Mark Warner of Virginia, the top Democrat on the Senate Intelligence Committee, questioned the claim of an “imminent” Iranian threat and warned that equating a threat to Israel with an imminent threat to the U.S. sets a dangerous precedent. He stated, “There was no imminent threat to the United States of America by the Iranians,” implying that preemptive action was unjustified.
Senator Tim Kaine (D-VA) said the Joint Comprehensive Plan of Action (JCPOA), commonly known as the Iran nuclear deal, signed by President Barack Obama in 2015, was working fine, and Trump should have not meddled with Iran’s nuclear business.
The Obama agreement aimed to limit Iran’s nuclear program in exchange for sanctions relief and was negotiated with the P5+1 nations (the U.S., UK, France, China, Russia, and Germany) and the European Union.
“Has President Trump learned nothing from decades of U.S. meddling in Iran and forever wars in the Middle East? Is he too mentally incapacitated to realize that we had a diplomatic agreement with Iran that was keeping its nuclear program in check, until he ripped it up during his first term?” Kaine wrote on X.
Rosenberg disagrees.
“So the idea that that we should have waited for Iran to strike first … oh, you mean when they took hostages 47 years ago, American hostages, when they killed 241 Marines in Beirut in 1983 and so on and so on and so on, when they started the October 7th war against Israel and our other allies?” he asked.
Rosenberg believes that when U.S. envoys Steve Witkoff and Jared Kushner reported to Trump that Iranian officials bragged about their current capability to build 11 nuclear bombs, the president has a revelation.
“If you wait until they pull the trigger, that trigger might involve a nuclear warhead. So, you can't wait.
Iran wasn’t slowing down production during diplomatic talks.
“The Iranians were building hundreds of ballistic missiles a month. You’d get to a point where there'd be too many missiles that could attack American interests, American bases, Israel, the Arab world. You wouldn't be able to go in and successfully destroy Iran's offensive military capability. I think that President Trump has done the exact right thing at the exact right moment,” Rosenberg said.
The 'end times' discussion
Iran, known as Persia in the Bible, figures prominently in end times discussion.
Rosenberg believes the end times are now but refutes a report by the left-leaning Military Religious Freedom Foundation (MRFF) that U.S. commanders are seeking to motivate troops by telling them the current conflict part of God’s divine plan to usher in the return of Jesus Christ.

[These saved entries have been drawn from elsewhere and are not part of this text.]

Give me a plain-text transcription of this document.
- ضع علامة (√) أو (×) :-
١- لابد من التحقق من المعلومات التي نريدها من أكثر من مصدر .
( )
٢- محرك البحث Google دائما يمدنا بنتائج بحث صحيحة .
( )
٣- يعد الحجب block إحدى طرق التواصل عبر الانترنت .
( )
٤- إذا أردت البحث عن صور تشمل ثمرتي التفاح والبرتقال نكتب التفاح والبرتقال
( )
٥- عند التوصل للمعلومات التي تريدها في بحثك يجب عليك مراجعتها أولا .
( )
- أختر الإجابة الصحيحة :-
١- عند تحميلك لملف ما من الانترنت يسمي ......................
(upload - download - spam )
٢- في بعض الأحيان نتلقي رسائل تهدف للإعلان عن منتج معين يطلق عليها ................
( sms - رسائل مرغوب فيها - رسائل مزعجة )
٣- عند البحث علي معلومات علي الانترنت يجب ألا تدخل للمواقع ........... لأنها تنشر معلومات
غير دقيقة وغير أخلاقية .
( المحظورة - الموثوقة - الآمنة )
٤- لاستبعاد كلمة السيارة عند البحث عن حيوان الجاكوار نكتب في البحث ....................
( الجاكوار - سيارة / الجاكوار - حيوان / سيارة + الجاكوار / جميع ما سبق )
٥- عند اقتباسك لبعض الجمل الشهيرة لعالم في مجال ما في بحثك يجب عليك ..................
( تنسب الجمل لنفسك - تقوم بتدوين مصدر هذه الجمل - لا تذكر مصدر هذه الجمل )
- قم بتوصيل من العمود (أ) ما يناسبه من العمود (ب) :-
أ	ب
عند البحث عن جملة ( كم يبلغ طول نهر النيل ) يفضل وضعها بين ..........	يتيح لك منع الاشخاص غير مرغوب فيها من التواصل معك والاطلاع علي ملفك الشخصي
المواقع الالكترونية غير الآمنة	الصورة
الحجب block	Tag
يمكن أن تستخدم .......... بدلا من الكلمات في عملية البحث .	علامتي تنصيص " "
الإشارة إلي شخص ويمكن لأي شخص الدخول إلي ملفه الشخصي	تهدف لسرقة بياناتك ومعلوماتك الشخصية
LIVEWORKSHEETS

“I will say and unashamedly, we're watching Bible prophecy play out, and we are living in the last days, but I can't imagine a single commander in the United States military saying that to their troops,” he said.
MRFF claims to have received more than 200 inquiries expressing concern for “disturbing pronouncements from (their) Christian zealot commanders.”
Rosenberg calls the report fake news.
He says the U.S. Military is “winning a war that we should have fought years ago against a regime that hates us and chants death to America every single day of the year, but the idea that American commanders are teaching Bible prophecy, that's insane.”
But the prophecy is real.
Some Christian commentators and prophecy analysts interpret Jeremiah 49:38 – “I will set My throne in Elam and will destroy from there the king and the princes” -- as a prophecy that could apply to the current U.S.-Iran conflict.
Elam identifies with modern-day Iran, and the “king and princes” could refer to Iran’s current leadership, including Supreme Leader Ali Khamenei and senior officials.
Some Bible scholars also believe the prophecy was fulfilled in ancient times when Elam was attacked by stronger enemies that conquered its people, the Elamites. One attack came when Babylon, under King Nebuchadnezzar II, marched on Elam and attacked it. That attack came in 596 B.C., just a couple of years after Jeremiah's prophecy.
Khamenei’s death “was one of the biggest moments in geopolitical history led by President Trump," Rosenberg stated, "but I believe it's also prophetic history.”
The death of an Iranian leader had not happened in decades, Rosenberg said.
“I think you'd have to go back to the 1950s. This is a big deal,” he said.